Changed my views on these lights and how powerful they are. There is a major difference what intensity your cranking them at and what kelvin they are set at so take with a grain of salt what everyone's decisions are here. I have a 36 inch deep tank and I'm keeping my light around 18 in off the water line and at a 50 percent intensity but now I'm in acclimation mode for the next 6 weeks starting at a 30 percent which really means I'm at 30 percent intensity of the 50 percent setting. Btw if they are higher off the water line you get a better spread and less laser beam burning happening to the corals. I just bought a ton of new corals which is why I'm dialing it down and taking it slow. Most places we buy our corals from usually use low light and mainly blues so the corals do get shocked sometimes when we put them in with these lights or any powerful lights regardless of what people say. Slow and easy wins the race.
UPDATE
After much thought and debate I finally figured that it was time to see what PAR I was getting from my light fixture. The reason was my SPS just don't have the color I was looking for, So I asked a member (friend) from the local club and he lent it to me. Well to my surprise my PAR readings were ultra low so low I don't know how I got any color at all. I was getting readings of 80 PAR 15" FROM THE WATER LINE.
Here is what I did wrong
Light fixture was 8" above water line and my intensity was 65% this was all wrong for my tank. Below is what I did to correct my PAR problem and I know it's not been more than a day but my SPS are reacting perfectly, they all look better after 24 hours lol can't wait to see what they look like in a month. If I keep the fixture as I may jump into a mitras ghl
Also I have it set to acclimation mode over two weeks starting at 65% intensity and going up to 75% The reading below are all it the 15" mark directly under the fixture. now most of my sps are ate the height but I do have some that are closer to the light and they are getting 350 par to 380 at the 10 to 8" mark. before they were getting 150 max so I am so happy that Bill lent me his meter.

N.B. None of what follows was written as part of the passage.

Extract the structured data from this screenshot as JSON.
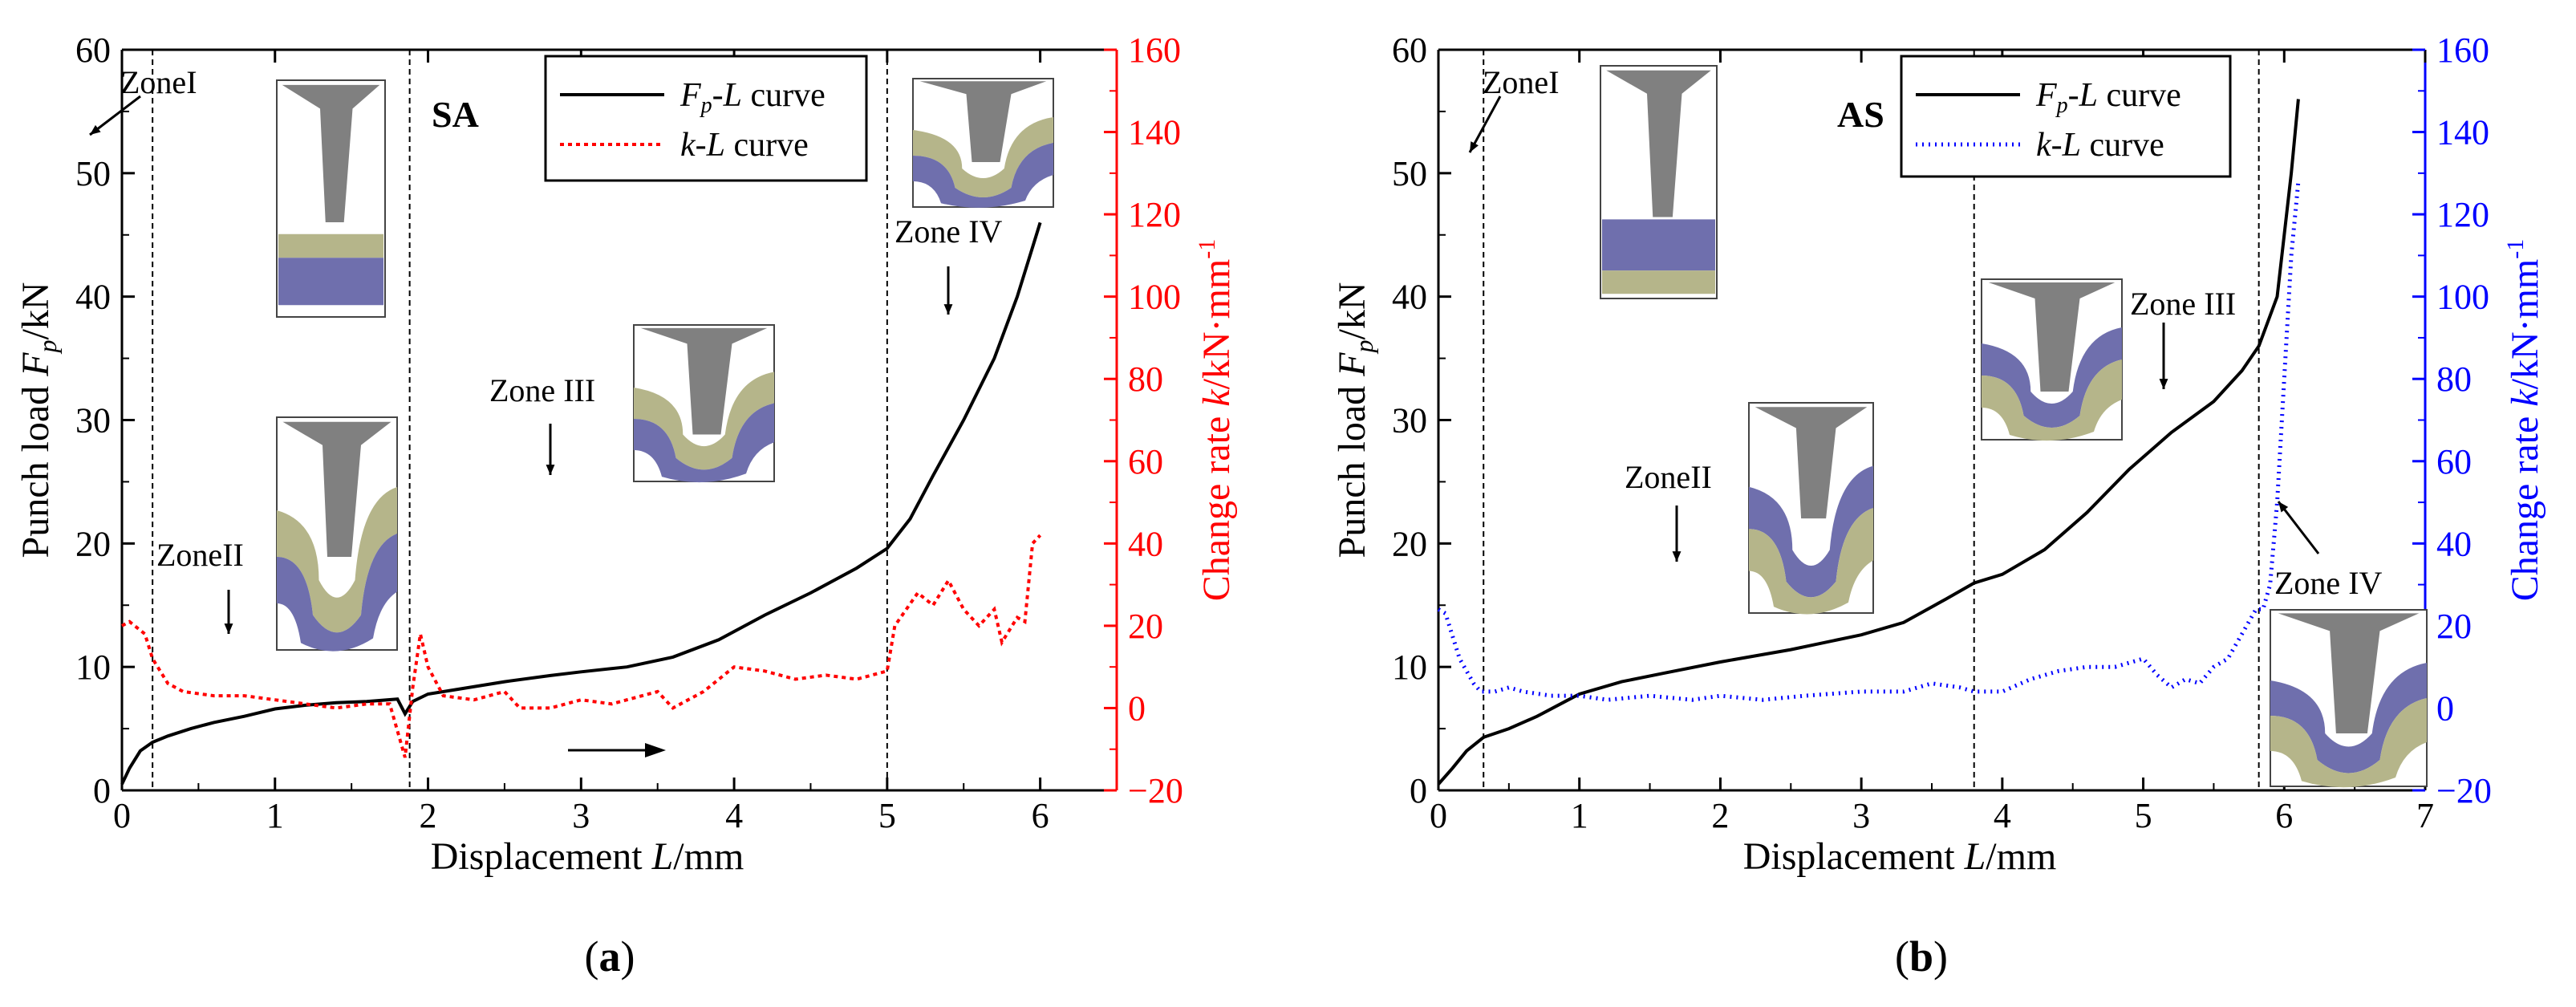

**** Note anyone running LED'S really needs to stop guessing and measure your PAR YOU WILL THANK ME LATER
This is what I did
LIGHT FIXTURE WAS LOWERED TO 5 ½ FROM THE WATER LINE
Raised intensity to 75% max at peak
Here are the results ENJOY AND HOPE IT HELPS RADION USERS.
10:25 AM LIGHTS ON PAR READING 118
ROYAL BLUE 70%
BLUE 50%
COOL WHITE 0%
GREEN 0%
HYPER RED 0%
12:00 PM PAR READING 132
ROYAL BLUE 80%
BLUE 60%
COOL WHITE 0%
GREEN 0%
HYPER RED 0%
1:00PM PAR READING 136
ROYAL BLUE 75%
BLUE 55%
COOL WHITE 7%
GREEN 10%
HYPER RED 25%
2:00PM PAR READING 190
ROYAL BLUE 100%
BLUE 100%
COOL WHITE 17%
GREEN 17%
HYPER RED 17%
3:00PM PAR READING 205
ROYAL BLUE 100%
BLUE 100%
COOL WHITE 30%
GREEN 17%
HYPER RED 17%
4:15PM PAR READING 214
ROYAL BLUE 100%
BLUE 100%
COOL WHITE 40%
GREEN 17%
HYPER RED 17%
5:30PM PAR READING 203
ROYAL BLUE 100%
BLUE 100%
COOL WHITE 30%
GREEN 17%
HYPER RED 17%
7:20PM PAR READING 136
ROYAL BLUE 75%
BLUE 55%
COOL WHITE 7%
GREEN 10%
HYPER RED 25%
8:20PM PAR READING 133
ROYAL BLUE 80%
BLUE 60%
COOL WHITE 0%
GREEN 0%
HYPER RED 0%
1O:00PM PAR READING 118
ROYAL BLUE 70%
BLUE 50%
COOL WHITE 0%
GREEN 0%
HYPER RED 0%
10:30 PM LIGHTS off
I tell you what would be helpful. A calculator for the apogee par meter that corrects the reading you get to the error corrections for a particular led at different kelvin settings and intensities.
Has anyone that made a change to their original intensity settings.
I've added a gen 3 to my system and gone to 70% from 65%.